An examination of the crystallization of urea from supersaturated aqueous and aqueous-methanol solutions as monitored in-process using ATR FTIR spectroscopy

In-process ATR FTIR spectroscopy combined with optical turbidometry is applied to the measurement of reactant supersaturation during temperature-programmed studies of the batch crystallization of urea from aqueous and mixed aqueous/methanolic solvent systems at the 400 mL scale size (pitched blade impeller) for solute compositions in the 35-65 w/w% range. The metastable zone widths were found to be in the range 3-12degreesC and critical supersaturations in the 1.05-1.18 range, respectively, inversely dependent upon solute concentration.

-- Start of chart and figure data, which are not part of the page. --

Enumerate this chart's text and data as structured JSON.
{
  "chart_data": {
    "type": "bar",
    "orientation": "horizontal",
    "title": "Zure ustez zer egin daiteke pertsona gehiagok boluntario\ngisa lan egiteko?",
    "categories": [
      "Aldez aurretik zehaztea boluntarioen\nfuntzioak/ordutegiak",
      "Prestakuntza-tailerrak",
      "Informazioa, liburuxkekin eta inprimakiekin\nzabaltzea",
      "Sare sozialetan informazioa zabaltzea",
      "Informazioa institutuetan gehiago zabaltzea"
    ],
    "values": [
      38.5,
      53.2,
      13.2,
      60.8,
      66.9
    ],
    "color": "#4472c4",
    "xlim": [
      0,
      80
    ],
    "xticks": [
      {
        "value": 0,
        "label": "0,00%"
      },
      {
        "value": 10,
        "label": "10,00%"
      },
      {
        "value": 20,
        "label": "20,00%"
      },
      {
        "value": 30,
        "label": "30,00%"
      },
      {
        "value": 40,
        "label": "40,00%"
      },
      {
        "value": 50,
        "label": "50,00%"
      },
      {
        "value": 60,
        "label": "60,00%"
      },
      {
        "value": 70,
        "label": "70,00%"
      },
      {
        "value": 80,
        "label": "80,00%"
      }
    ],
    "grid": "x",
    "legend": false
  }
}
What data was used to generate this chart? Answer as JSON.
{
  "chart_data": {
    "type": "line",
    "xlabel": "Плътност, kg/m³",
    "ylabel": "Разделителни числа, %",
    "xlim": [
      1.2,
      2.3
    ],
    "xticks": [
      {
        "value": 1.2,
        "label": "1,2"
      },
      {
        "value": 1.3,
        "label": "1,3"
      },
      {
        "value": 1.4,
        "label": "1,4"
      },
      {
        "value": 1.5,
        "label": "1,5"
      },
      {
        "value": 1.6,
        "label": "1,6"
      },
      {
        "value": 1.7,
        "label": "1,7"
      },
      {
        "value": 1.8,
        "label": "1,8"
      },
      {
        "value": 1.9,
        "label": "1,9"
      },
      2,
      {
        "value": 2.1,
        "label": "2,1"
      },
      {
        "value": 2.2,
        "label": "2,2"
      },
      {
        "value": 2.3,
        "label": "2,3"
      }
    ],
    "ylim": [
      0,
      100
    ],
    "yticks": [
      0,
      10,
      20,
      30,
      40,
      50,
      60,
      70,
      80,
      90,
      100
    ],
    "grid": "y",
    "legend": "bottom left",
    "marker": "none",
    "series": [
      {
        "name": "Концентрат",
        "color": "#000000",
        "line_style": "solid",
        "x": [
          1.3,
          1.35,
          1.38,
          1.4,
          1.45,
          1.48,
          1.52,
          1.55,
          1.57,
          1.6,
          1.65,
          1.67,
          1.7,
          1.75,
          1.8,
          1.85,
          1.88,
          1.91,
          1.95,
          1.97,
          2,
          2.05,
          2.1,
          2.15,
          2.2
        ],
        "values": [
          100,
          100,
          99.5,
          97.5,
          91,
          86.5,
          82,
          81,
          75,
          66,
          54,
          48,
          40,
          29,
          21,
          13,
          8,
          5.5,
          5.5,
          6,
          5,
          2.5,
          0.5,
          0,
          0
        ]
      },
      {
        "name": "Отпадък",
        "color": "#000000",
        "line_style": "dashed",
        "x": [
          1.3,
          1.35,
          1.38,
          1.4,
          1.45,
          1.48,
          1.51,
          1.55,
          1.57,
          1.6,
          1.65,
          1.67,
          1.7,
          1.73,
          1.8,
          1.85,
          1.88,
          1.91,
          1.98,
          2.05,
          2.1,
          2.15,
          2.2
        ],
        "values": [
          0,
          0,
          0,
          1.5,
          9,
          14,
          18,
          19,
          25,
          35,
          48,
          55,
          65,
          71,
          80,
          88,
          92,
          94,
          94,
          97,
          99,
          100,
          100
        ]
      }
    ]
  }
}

Only a slight dependency of the metastable zone width with reactor heating/cooling rates, indicative of fairly matched rates of nucleation and solubility change, is found. Cross-correlation between FTIR and turbidometic measurements reveal, as expected, the former technique to be more sensitive to the detection of the crystallization onset. No evidence was found for phase separation (oiling-out) prior to nucleation, in contrast to previous studies of citric acid (Groen, H.; Roberts, K.J. J. Phys. Chem. B 2001, 105, 10723-10730). Crystallization enthalpic release at the onset point is found to affect transient crystal dissolution and regrowth following nucleation. Good FTIR calibration, with excellent correlation to known solubility data, using a univariant IR transmittance (peak intensity) model is achieved for both single and mixed solvent systems, this despite slight variation in the IR peak positions with temperature and concentration. Attempts to use the calibration data at higher solute concentrations beyond the calibration range were not successful, this being associated with a significant underestimation of the solution supersaturation. A forward look to improvements in FTIR calibration using multivariant chemometric approaches is highlighted.